Convective temperature gradient

Let’s visualize what a convectively-unstable temperature gradient looks like. We’ll create two plane-parallel atmospheres: one isothermal (stable against convection) and one isentropic (convectively-unstable).

For plane-parallel, we can take the gravitational acceleration, \(g\), as constant, and write hydrostatic equilibrium as:

\[\frac{dP}{dr} = -\rho |g|\]

Isothermal

For an isothermal atmosphere, and assuming an ideal gas, we can take:

\[P = \frac{\rho k_B T}{\mu m_u}\]

and inserting this into HSE, we have:

\[\frac{k_B T}{\mu m_u} \frac{d\rho}{dr} = -\rho |g|\]

(where we used the fact that \(T\) is constant to pull it out of the derivative. Then rewriting:

\[\frac{d\rho}{\rho} = - \frac{\mu m_u |g|}{k_B T} = - \frac{dr}{H}\]

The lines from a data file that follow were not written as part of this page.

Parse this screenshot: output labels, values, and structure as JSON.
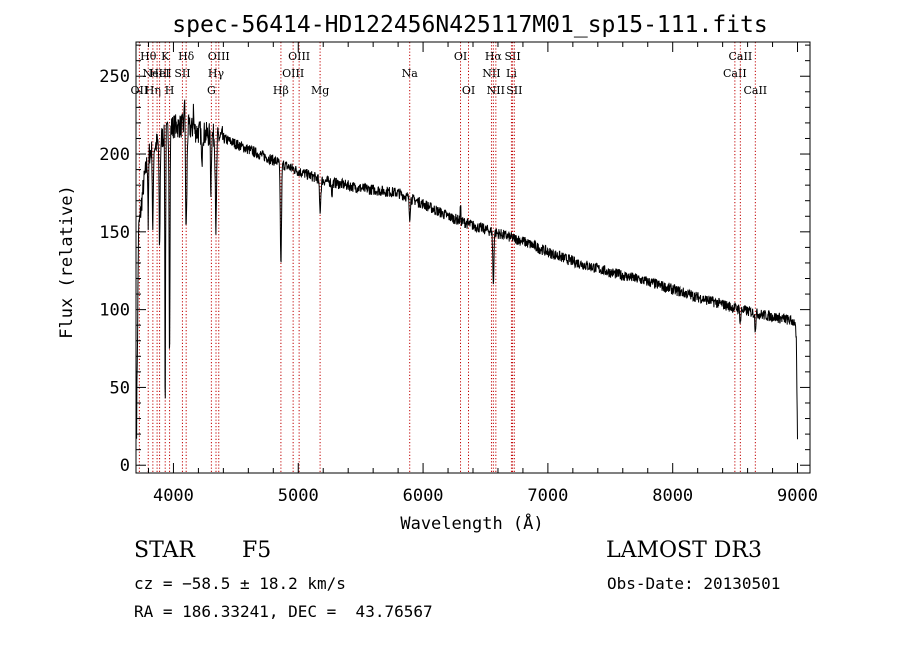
{
  "chart_data": {
    "type": "line",
    "title": "spec-56414-HD122456N425117M01_sp15-111.fits",
    "xlabel": "Wavelength (Å)",
    "ylabel": "Flux (relative)",
    "xlim": [
      3700,
      9100
    ],
    "ylim": [
      -5,
      272
    ],
    "xticks": [
      4000,
      5000,
      6000,
      7000,
      8000,
      9000
    ],
    "xtick_labels": [
      "4000",
      "5000",
      "6000",
      "7000",
      "8000",
      "9000"
    ],
    "yticks": [
      0,
      50,
      100,
      150,
      200,
      250
    ],
    "ytick_labels": [
      "0",
      "50",
      "100",
      "150",
      "200",
      "250"
    ],
    "line_color": "#000000",
    "marker_color": "#c00000",
    "continuum": [
      {
        "x": 3705,
        "y": 25
      },
      {
        "x": 3720,
        "y": 150
      },
      {
        "x": 3760,
        "y": 180
      },
      {
        "x": 3800,
        "y": 200
      },
      {
        "x": 3850,
        "y": 205
      },
      {
        "x": 3900,
        "y": 210
      },
      {
        "x": 4000,
        "y": 218
      },
      {
        "x": 4100,
        "y": 218
      },
      {
        "x": 4200,
        "y": 214
      },
      {
        "x": 4400,
        "y": 210
      },
      {
        "x": 4600,
        "y": 203
      },
      {
        "x": 4800,
        "y": 196
      },
      {
        "x": 5000,
        "y": 189
      },
      {
        "x": 5200,
        "y": 183
      },
      {
        "x": 5500,
        "y": 178
      },
      {
        "x": 5800,
        "y": 175
      },
      {
        "x": 6000,
        "y": 168
      },
      {
        "x": 6200,
        "y": 160
      },
      {
        "x": 6400,
        "y": 154
      },
      {
        "x": 6600,
        "y": 149
      },
      {
        "x": 6800,
        "y": 144
      },
      {
        "x": 7000,
        "y": 137
      },
      {
        "x": 7200,
        "y": 131
      },
      {
        "x": 7500,
        "y": 124
      },
      {
        "x": 7800,
        "y": 118
      },
      {
        "x": 8000,
        "y": 113
      },
      {
        "x": 8200,
        "y": 108
      },
      {
        "x": 8500,
        "y": 101
      },
      {
        "x": 8700,
        "y": 97
      },
      {
        "x": 8900,
        "y": 94
      },
      {
        "x": 8980,
        "y": 92
      },
      {
        "x": 8990,
        "y": 80
      },
      {
        "x": 9000,
        "y": 15
      }
    ],
    "absorption_features": [
      {
        "x": 3798,
        "depth": 45,
        "width": 4
      },
      {
        "x": 3835,
        "depth": 55,
        "width": 5
      },
      {
        "x": 3889,
        "depth": 70,
        "width": 6
      },
      {
        "x": 3934,
        "depth": 180,
        "width": 4
      },
      {
        "x": 3969,
        "depth": 145,
        "width": 5
      },
      {
        "x": 4102,
        "depth": 65,
        "width": 8
      },
      {
        "x": 4227,
        "depth": 25,
        "width": 4
      },
      {
        "x": 4300,
        "depth": 35,
        "width": 5
      },
      {
        "x": 4341,
        "depth": 60,
        "width": 7
      },
      {
        "x": 4861,
        "depth": 65,
        "width": 7
      },
      {
        "x": 5175,
        "depth": 20,
        "width": 8
      },
      {
        "x": 5270,
        "depth": 8,
        "width": 5
      },
      {
        "x": 5893,
        "depth": 12,
        "width": 6
      },
      {
        "x": 6563,
        "depth": 35,
        "width": 6
      },
      {
        "x": 8542,
        "depth": 8,
        "width": 6
      },
      {
        "x": 8662,
        "depth": 10,
        "width": 6
      }
    ],
    "emission_features": [
      {
        "x": 4090,
        "height": 28,
        "width": 4
      },
      {
        "x": 4160,
        "height": 14,
        "width": 4
      },
      {
        "x": 6300,
        "height": 10,
        "width": 4
      }
    ],
    "line_markers": [
      {
        "x": 3727,
        "label": "OII",
        "row": 2
      },
      {
        "x": 3798,
        "label": "Hθ",
        "row": 0
      },
      {
        "x": 3835,
        "label": "Hη",
        "row": 2
      },
      {
        "x": 3869,
        "label": "NeIII",
        "row": 1
      },
      {
        "x": 3889,
        "label": "HeI",
        "row": 1
      },
      {
        "x": 3934,
        "label": "K",
        "row": 0
      },
      {
        "x": 3969,
        "label": "H",
        "row": 2
      },
      {
        "x": 4072,
        "label": "SII",
        "row": 1
      },
      {
        "x": 4102,
        "label": "Hδ",
        "row": 0
      },
      {
        "x": 4304,
        "label": "G",
        "row": 2
      },
      {
        "x": 4341,
        "label": "Hγ",
        "row": 1
      },
      {
        "x": 4363,
        "label": "OIII",
        "row": 0
      },
      {
        "x": 4861,
        "label": "Hβ",
        "row": 2
      },
      {
        "x": 4959,
        "label": "OIII",
        "row": 1
      },
      {
        "x": 5007,
        "label": "OIII",
        "row": 0
      },
      {
        "x": 5175,
        "label": "Mg",
        "row": 2
      },
      {
        "x": 5893,
        "label": "Na",
        "row": 1
      },
      {
        "x": 6300,
        "label": "OI",
        "row": 0
      },
      {
        "x": 6364,
        "label": "OI",
        "row": 2
      },
      {
        "x": 6548,
        "label": "NII",
        "row": 1
      },
      {
        "x": 6563,
        "label": "Hα",
        "row": 0
      },
      {
        "x": 6583,
        "label": "NII",
        "row": 2
      },
      {
        "x": 6708,
        "label": "Li",
        "row": 1
      },
      {
        "x": 6717,
        "label": "SII",
        "row": 0
      },
      {
        "x": 6731,
        "label": "SII",
        "row": 2
      },
      {
        "x": 8498,
        "label": "CaII",
        "row": 1
      },
      {
        "x": 8542,
        "label": "CaII",
        "row": 0
      },
      {
        "x": 8662,
        "label": "CaII",
        "row": 2
      }
    ]
  },
  "info": {
    "object_class": "STAR",
    "subclass": "F5",
    "survey": "LAMOST DR3",
    "redshift": "cz = −58.5 ± 18.2 km/s",
    "obs_date": "Obs-Date: 20130501",
    "coords": "RA = 186.33241, DEC =  43.76567"
  }
}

where \(H\) is the pressure scale height:

\[H^{-1} = \frac{1}{P} \left | \frac{dP}{dr} \right | = \frac{\rho |g|}{P} = \frac{\mu m_u |g|}{k_B T}\]

This can be easily integrated to give:

\[\rho(r) = \rho_0 e^{-r/H}\]

and in terms of pressure,

\[P(r) = P_0 e^{-r/H}\]

Isentropic

If the atmosphere has constant entropy, we can use the adiabatic relation between pressure and density:

\[P = K \rho^{\gamma}\]

Putting this in HSE, we have:

\[\begin{align*} \gamma K \rho^{\gamma - 1} \frac{d\rho}{dr} &= -\rho |g| \\ \rho^{\gamma - 2} d\rho &= - \frac{|g|}{\gamma K} dr \end{align*}\]

Density

This can be integrated. We take \(P(r = 0) = P_0\), \(\rho(r=0) = \rho_0\) and find:

\[\rho(r) = \rho_0 \left ( 1 - \frac{\gamma - 1}{\gamma} \frac{|g|}{K} \frac{1}{\rho_0^{\gamma - 1}} r \right )^{1/(\gamma - 1)}\]

we can eliminate \(K\) as \(K = P_0 / \rho_0^{\gamma}\) and get:

\[\rho(r) = \rho_0 \left ( 1 - \frac{\gamma - 1}{\gamma} \frac{|g|\rho_0}{P_0} r \right )^{1/(\gamma - 1)}\]

or in terms of the scale height, \(H = P_0 / (\rho_0 |g|)\),

\[\rho(r) = \rho_0 \left ( 1 - \frac{\gamma - 1}{\gamma} \frac{r}{H} \right )^{1/(\gamma - 1)}\]

Pressure

Since \(P(r) = K\rho^{\gamma}\), we have:

\[P(r) = P_0 \left ( 1 - \frac{\gamma - 1}{\gamma} \frac{r}{H} \right )^{\gamma/(\gamma - 1)}\]

Temperature

Finally, if we assume an ideal gas, then

\[T = \frac{\mu m_u}{k_B}\frac{P}{\rho} = T_0 \left (1 - \frac{\gamma - 1}{\gamma} \frac{r}{H} \right )\]

where \(T_0 = \mu m_u P_0 / (k_B \rho_0)\).

The temperature just falls off linearly (for an ideal gas).

Note

If we differentiate this temperature profile, we get:

\[\frac{dT}{dr} = \frac{T_0}{H} \left (1 - \frac{1}{\gamma} \right )\]

This is just the adiabatic temperature gradient, \(dT/dr |_\mathrm{ad}\)!

Comparisons

We can plot these thermodynamic profiles as a function of \(\xi \equiv r/H\)

import matplotlib.pyplot as plt
import numpy as np

xi = np.linspace(0, 5, 100)

gamma = 5./3.

P_isothermal = np.exp(-xi)

P_isentropic = (1 - (gamma - 1)/gamma * xi)**(gamma/(gamma-1))

/tmp/ipykernel_2397/2183992313.py:5: RuntimeWarning: invalid value encountered in power
  P_isentropic = (1 - (gamma - 1)/gamma * xi)**(gamma/(gamma-1))

fig, ax = plt.subplots()

ax.plot(xi, P_isothermal, label="isothermal")
ax.plot(xi, P_isentropic, label="isentropic")

ax.set_xlabel("$r/H$")
ax.set_ylabel("$P/P_0$")

ax.legend()
ax.grid(linestyle=":")

fig.savefig("atm.png")

For the same base pressure, the isothermal atmosphere is more extended than the isentropic one.